Key mechanisms discovered in the persistence of pulmonary sequelae in critically ill COVID-19 patients


Thanks to two recent studies led from Lleida

Two recent studies led from Lleida have shed light on the mechanisms associated with the persistence of pulmonary sequelae in critically ill COVID-19 patients. The research, which has been published in the scientific journals Molecular Therapy – Nucleic Acids and “British Journal of Pharmacology”, have been coordinated by the researcher of the Translational Research in Respiratory Medicine group of the Biomedical Research Institute of Lleida (IRBLleida), David de Gonzalo, who is also part of Ferran Barbé’s group in the CIBER area of Respiratory Diseases (CIBERES).  

With the increase in the number of people surviving severe cases of COVID-19, there is growing concern about chronic sequelae, particularly those related to the respiratory system, and their social and economic impact on the lives of patients, their families and healthcare systems. In this context, it is essential to identify early those patients with compromised pulmonary recovery and to explore effective therapeutic strategies.

The first study, whose first author is the trainee researcher at the University of Lleida and IRBLleida in the Translational Research in Respiratory Medicine group, Manel Pérez Pons, was based on the evaluation of microRNAs (miRNAs) as prognostic and therapeutic tools in survivors of critical COVID-19. Using patient samples collected during the acute phase of the disease, miRNAs associated with pulmonary sequelae following hospital discharge were identified, which has allowed the establishment of possible therapeutic targets to address these sequelae.

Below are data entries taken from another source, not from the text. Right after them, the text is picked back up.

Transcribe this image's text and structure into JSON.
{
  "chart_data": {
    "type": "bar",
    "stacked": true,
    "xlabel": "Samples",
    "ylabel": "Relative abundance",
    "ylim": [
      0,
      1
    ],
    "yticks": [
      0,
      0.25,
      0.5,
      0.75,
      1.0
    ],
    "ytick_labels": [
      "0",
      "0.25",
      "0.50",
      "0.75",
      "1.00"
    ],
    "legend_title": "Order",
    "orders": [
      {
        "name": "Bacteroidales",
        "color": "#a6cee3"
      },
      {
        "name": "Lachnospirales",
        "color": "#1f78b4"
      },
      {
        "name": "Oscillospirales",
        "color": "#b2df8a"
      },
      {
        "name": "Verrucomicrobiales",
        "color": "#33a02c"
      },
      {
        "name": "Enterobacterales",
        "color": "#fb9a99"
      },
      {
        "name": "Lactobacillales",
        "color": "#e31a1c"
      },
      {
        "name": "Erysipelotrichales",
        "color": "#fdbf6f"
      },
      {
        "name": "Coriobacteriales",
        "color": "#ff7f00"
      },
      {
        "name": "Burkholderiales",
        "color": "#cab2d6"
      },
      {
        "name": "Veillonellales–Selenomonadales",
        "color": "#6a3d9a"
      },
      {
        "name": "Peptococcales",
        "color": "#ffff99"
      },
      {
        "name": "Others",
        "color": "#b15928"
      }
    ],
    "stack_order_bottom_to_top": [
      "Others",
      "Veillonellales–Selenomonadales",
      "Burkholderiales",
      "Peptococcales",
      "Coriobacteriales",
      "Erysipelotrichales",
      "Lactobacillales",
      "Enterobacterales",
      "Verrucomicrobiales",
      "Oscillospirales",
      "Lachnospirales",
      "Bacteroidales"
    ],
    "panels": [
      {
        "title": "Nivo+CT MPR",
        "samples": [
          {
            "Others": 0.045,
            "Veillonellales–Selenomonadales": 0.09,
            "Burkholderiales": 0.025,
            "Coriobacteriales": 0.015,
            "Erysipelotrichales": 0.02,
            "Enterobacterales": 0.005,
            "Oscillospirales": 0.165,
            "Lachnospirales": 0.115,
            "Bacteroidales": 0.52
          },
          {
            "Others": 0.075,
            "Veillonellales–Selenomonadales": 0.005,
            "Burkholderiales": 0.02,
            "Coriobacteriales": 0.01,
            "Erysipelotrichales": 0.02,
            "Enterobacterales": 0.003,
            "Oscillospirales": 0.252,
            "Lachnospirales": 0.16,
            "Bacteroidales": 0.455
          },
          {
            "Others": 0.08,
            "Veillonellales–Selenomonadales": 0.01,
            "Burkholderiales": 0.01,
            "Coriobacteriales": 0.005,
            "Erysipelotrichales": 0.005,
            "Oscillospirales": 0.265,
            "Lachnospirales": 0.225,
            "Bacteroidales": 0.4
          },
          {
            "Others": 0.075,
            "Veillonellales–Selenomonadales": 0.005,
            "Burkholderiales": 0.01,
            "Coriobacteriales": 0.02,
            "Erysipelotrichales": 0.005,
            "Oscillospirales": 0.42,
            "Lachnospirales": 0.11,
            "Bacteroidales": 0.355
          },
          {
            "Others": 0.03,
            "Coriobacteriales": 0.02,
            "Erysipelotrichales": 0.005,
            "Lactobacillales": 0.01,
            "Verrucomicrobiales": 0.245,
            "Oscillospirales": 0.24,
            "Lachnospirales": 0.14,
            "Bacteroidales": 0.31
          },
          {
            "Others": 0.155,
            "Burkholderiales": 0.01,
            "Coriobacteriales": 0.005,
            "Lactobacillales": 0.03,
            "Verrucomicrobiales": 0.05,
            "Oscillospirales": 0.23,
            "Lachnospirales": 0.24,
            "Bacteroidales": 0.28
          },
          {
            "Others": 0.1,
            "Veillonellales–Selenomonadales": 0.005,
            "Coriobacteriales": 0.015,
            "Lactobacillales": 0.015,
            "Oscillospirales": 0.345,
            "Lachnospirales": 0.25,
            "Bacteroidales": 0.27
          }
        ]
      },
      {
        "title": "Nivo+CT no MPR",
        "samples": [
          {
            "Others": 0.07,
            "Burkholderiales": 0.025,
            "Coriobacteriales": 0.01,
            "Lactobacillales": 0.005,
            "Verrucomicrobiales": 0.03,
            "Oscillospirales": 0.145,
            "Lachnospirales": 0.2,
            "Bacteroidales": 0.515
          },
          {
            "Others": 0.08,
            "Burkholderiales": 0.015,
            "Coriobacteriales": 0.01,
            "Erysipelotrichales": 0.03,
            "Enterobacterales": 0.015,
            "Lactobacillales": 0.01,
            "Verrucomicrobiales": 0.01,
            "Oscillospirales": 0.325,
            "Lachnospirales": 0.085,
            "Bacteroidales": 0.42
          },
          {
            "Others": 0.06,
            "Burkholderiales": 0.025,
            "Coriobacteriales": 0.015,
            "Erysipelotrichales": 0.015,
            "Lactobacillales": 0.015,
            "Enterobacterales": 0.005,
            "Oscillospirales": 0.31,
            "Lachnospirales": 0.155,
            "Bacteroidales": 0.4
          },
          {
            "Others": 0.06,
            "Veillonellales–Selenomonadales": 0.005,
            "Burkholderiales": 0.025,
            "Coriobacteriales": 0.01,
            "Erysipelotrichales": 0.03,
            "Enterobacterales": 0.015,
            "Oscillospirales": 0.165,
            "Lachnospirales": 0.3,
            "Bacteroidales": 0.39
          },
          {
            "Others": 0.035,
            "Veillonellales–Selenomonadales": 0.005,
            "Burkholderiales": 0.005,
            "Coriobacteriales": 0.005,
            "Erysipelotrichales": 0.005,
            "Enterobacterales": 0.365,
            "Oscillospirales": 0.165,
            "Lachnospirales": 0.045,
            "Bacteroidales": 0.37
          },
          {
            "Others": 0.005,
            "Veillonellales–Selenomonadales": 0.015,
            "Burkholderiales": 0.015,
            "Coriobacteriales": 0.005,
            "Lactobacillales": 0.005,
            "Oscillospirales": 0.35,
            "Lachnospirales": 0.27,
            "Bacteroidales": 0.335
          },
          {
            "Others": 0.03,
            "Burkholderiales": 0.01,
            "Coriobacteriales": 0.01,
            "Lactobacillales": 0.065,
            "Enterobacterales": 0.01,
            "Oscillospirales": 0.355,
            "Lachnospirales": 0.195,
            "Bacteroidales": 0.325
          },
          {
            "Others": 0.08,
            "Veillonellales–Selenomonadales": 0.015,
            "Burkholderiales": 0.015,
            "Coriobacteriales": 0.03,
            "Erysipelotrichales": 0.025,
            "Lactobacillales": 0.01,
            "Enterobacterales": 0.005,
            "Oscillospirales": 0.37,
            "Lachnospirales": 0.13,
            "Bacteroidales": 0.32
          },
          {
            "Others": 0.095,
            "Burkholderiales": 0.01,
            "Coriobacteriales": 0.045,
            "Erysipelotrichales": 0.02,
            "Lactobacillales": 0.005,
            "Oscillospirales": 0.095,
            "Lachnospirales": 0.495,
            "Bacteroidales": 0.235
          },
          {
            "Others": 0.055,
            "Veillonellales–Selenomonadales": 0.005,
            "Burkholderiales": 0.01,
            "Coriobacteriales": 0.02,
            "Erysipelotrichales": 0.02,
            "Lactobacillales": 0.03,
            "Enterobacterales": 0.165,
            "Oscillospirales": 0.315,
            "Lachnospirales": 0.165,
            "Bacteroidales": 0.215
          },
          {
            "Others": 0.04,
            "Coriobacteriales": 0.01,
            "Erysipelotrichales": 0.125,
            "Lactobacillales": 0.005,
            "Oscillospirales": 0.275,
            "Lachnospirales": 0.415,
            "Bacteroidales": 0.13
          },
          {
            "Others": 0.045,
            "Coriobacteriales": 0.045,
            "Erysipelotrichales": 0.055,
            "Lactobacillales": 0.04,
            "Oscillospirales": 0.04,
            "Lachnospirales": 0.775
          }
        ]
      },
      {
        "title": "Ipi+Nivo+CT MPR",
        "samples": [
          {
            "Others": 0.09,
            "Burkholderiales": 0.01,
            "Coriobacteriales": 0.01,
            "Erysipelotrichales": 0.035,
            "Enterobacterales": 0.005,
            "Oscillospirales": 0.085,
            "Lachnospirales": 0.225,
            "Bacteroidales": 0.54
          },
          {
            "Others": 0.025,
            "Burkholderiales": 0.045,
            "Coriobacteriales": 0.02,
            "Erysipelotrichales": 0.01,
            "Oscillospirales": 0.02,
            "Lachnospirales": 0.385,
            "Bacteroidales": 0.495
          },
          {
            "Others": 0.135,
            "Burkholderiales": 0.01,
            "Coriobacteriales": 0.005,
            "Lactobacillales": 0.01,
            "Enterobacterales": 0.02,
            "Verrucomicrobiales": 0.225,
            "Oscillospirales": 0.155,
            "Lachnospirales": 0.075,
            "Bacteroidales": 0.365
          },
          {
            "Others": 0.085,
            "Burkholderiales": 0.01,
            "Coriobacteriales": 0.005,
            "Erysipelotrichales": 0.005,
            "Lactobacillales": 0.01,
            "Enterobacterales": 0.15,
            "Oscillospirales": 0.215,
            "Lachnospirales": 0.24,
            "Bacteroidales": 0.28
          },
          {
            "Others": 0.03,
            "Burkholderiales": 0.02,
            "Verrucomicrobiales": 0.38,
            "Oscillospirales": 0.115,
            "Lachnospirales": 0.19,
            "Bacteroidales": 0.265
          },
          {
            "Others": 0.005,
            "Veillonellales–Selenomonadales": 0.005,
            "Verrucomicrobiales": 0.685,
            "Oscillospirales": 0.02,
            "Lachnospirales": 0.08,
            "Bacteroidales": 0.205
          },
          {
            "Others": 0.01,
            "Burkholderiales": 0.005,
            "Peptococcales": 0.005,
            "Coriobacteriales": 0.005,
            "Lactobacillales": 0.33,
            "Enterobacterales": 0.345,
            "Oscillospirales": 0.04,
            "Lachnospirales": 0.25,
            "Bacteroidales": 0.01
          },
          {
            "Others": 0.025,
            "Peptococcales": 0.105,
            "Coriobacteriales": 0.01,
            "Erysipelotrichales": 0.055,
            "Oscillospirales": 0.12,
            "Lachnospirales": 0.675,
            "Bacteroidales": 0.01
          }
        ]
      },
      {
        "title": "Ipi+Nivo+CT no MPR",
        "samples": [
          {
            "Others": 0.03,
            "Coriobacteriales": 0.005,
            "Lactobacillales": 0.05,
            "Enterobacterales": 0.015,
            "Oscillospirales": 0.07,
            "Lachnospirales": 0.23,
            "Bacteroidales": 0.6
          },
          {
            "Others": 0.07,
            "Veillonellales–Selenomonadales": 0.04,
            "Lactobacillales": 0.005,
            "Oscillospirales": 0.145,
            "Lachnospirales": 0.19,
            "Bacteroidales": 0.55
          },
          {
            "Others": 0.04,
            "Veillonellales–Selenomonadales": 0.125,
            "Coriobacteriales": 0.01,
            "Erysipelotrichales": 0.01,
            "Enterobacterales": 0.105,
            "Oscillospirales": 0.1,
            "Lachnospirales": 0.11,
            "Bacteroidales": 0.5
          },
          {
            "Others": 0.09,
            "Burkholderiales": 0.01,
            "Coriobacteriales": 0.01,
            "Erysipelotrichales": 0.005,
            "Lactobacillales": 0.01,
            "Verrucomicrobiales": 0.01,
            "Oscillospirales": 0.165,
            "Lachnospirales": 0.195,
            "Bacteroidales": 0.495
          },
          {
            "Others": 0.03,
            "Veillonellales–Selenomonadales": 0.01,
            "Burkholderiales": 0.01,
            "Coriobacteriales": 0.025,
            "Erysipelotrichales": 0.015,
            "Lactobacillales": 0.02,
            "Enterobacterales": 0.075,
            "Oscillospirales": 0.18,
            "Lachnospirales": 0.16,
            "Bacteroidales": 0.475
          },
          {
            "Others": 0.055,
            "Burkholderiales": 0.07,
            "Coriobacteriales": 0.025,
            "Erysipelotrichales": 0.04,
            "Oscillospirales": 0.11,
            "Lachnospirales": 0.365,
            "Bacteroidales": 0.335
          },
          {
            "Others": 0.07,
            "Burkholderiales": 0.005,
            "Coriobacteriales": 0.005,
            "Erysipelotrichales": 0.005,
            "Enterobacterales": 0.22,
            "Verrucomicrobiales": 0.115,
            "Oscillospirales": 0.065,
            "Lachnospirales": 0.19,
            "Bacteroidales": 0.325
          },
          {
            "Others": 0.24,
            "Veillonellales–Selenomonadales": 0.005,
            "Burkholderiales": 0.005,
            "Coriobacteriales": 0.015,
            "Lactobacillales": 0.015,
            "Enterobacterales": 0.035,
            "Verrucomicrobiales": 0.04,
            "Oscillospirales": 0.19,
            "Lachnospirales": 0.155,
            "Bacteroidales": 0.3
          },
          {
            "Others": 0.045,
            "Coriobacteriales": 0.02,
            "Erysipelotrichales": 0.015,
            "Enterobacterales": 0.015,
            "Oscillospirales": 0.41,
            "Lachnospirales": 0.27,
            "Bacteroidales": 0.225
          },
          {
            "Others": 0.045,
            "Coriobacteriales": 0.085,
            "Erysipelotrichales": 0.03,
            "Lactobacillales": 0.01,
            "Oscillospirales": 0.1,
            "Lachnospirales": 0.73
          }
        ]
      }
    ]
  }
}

The second study, with researcher María Coronada Gracía Hidalgo as first author, described possible altered biological pathways three months after hospital discharge, associated with the persistence of sequelae even up to one year after follow-up. This research combined the quantification of circulating miRNAs in samples from survivors of critical COVID-19 with machine learning techniques, which allowed the identification of two miRNAs linked to the persistence of sequelae and the genes regulated by these miRNAs. This approach has allowed us to define several molecular mechanisms related to the long-term persistence of respiratory sequelae of severe COVID-19.

“The findings of both studies have a potential impact both on the lives of patients and on healthcare systems, as they could contribute to improving the recovery of lung function in those who have overcome critical clinical pictures of COVID-19,” says David de Gonzalo, highlighting the relevance of these advances in the understanding and treatment of the pulmonary sequelae of the critically ill patient.

This research is part of the multicenter CIBERESUCICOVID project of the Instituto de Salud Carlos III, led by the Translational Research in Respiratory Medicine IRBLleida (Lleida) research group. This group is led by the territorial clinical director of chronic respiratory diseases of the Arnau de Vilanova University Hospital of Lleida (HUAV), Ferran BarbéThe research has been carried out in collaboration with researchers from the Hannover Medical School, the University of La Rioja and the University of Concepción (Chile).

Article reference:

MicroRNA-centered theranostics for pulmoprotection in critical COVID-19. Perez-Pons M, Molinero M, Benítez ID, García-Hidalgo MC, Chatterjee S, Bär C, González J, Torres A, Barbé F, de Gonzalo-Calvo D; CIBERESUCICOVID Project (COV20/00110, ISCIII). Mol Ther Nucleic Acids. 2024 Jan 10;35(1):102118. doi: 10.1016/j.omtn.2024.102118. eCollection 2024 Mar 12. PMID: 38314095.

MicroRNA-guided drug discovery for mitigating persistent pulmonary complications in critical COVID-19 survivors: A longitudinal pilot study. García-Hidalgo MC, Benítez ID, Perez-Pons M, Molinero M, Belmonte T, Rodríguez-Muñoz C, Aguilà M, Santisteve S, Torres G, Moncusí-Moix A, Gort-Paniello C, Peláez R, Larráyoz IM, Caballero J, Barberà C, Nova-Lamperti E, Torres A, González J, Barbé F, de Gonzalo-Calvo D. Br J Pharmacol. 2024 Feb 15. doi: 10.1111/bph.16330. PMID: 38359818.